Her assailant turns her over. Peers down into her face, pulls back the hood. Elspeth is almost totally blind, but she feels another shock, a new revulsion. Her life is fading away, but she knows the attac
ker is pulling up her skirt, spreading her legs.
Chapter 36
TONY MACKENZIE WAS coming to the end of his five-mile run. He always felt a sense of euphoria build at this point in his circuit. He ran the same route at the same time every weekday, and entering Wentworth Avenue marked the final hundred-yard stretch before the wind down.
This morning, he felt energized. The sun was coming up, casting orange light all over the place. He passed the end of an alleyway leading off the sidewalk and kept running. But then something began to play on his mind. Something was wrong. He couldn’t figure out what it was, but it nagged him. He tried to push it aside, but it kept niggling him.
Forty yards past the alley, Tony Mackenzie finally stopped. He’d seen something. Something wasn’t quite right.
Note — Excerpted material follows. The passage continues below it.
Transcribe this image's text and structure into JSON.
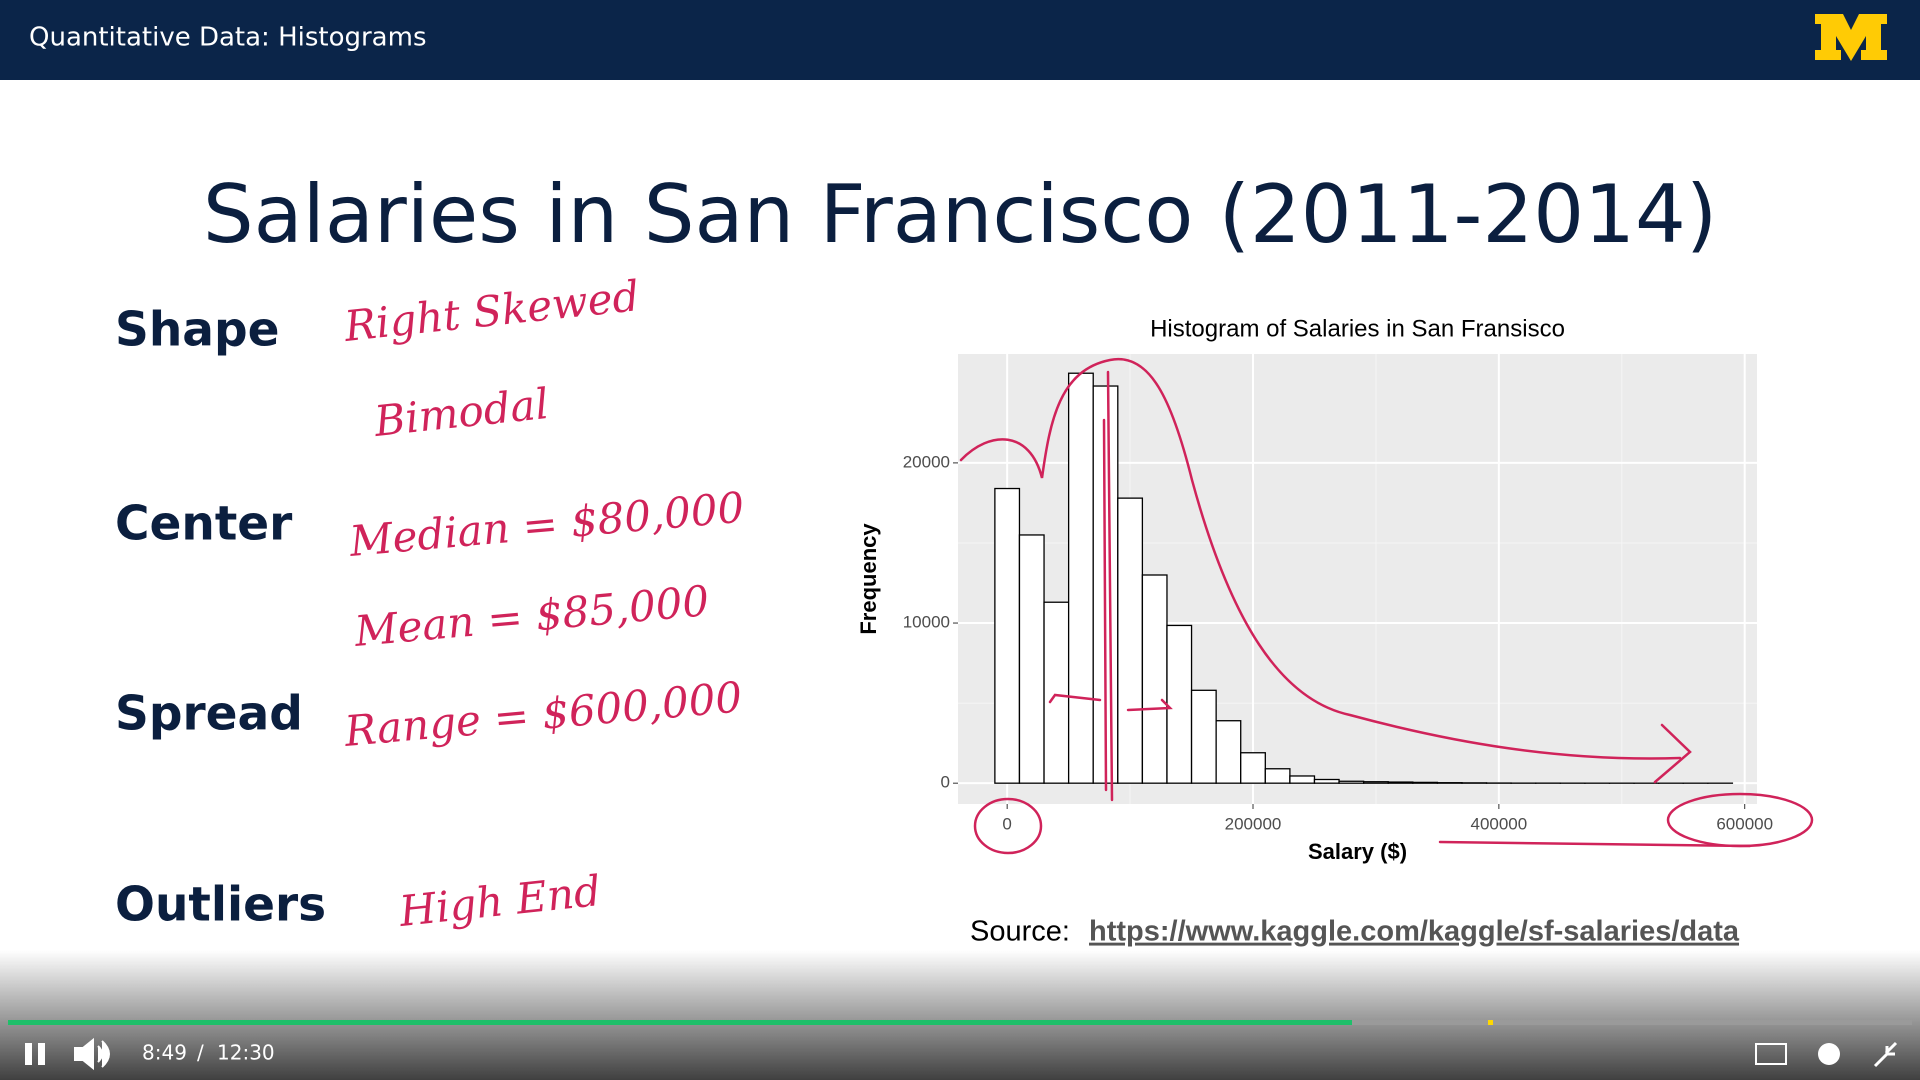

He turned and jogged back toward the entrance to the alley. Looking down the narrow lane, hands on hips, he steadied his breathing. Ten yards ahead, to the side of the alley, lay a dark object, vaguely human in shape. It could have been a bundle of rags. But something in Tony’s brain was telling him it wasn’t.
He walked toward the object, sweat dripping off him. As he drew closer he realized it was a human being. He thought it might be a homeless person. He stepped forward cautiously, walking past the prone form close to the fence alongside the lane, his eyes fixed on the shape. He half expected it to jump up and attack him at any moment.
Three steps past the strange figure, Tony could finally make sense of it and felt a surge of terror in the pit of his stomach. Then nerves all over his body seemed to fire simultaneously. He jolted, stumbling back against the fence.
Chapter 37
I WAS JUST pulling onto the Harbour Bridge. Glanced at the dash clock. It was 6.59 am. I felt like shit – I’d hardly slept at all last night. In my nightmares and half-sleep I kept going over Stacy Friel’s murder. And you know the worst of it? She looked like my dead wife, Becky.
I’d had two strong coffees before leaving the house and had stopped for a Red Bull at my regular gas station in Mosman. The Ferrari is a thirsty bastard, and so was I this morning.
I moved my thumb to switch on the ABC News with the remote control on the steering wheel when my cell rang. I pushed the “Receive” button and heard Justine’s voice. “Craig?”
“That’s me! Hi, Justine.”
“We’ve got a second murder.”
I glanced in the mirror, sped into a gap to my left. “Any details?”
“No. Brett’s there now. It’s a street away from Greta’s.”
“No way!” I changed lanes and accelerated along the Cahill Expressway. The traffic was building, but still okay. “Where’s the body, exactly?”
“Wentworth Avenue. Runs parallel to Greta’s street.”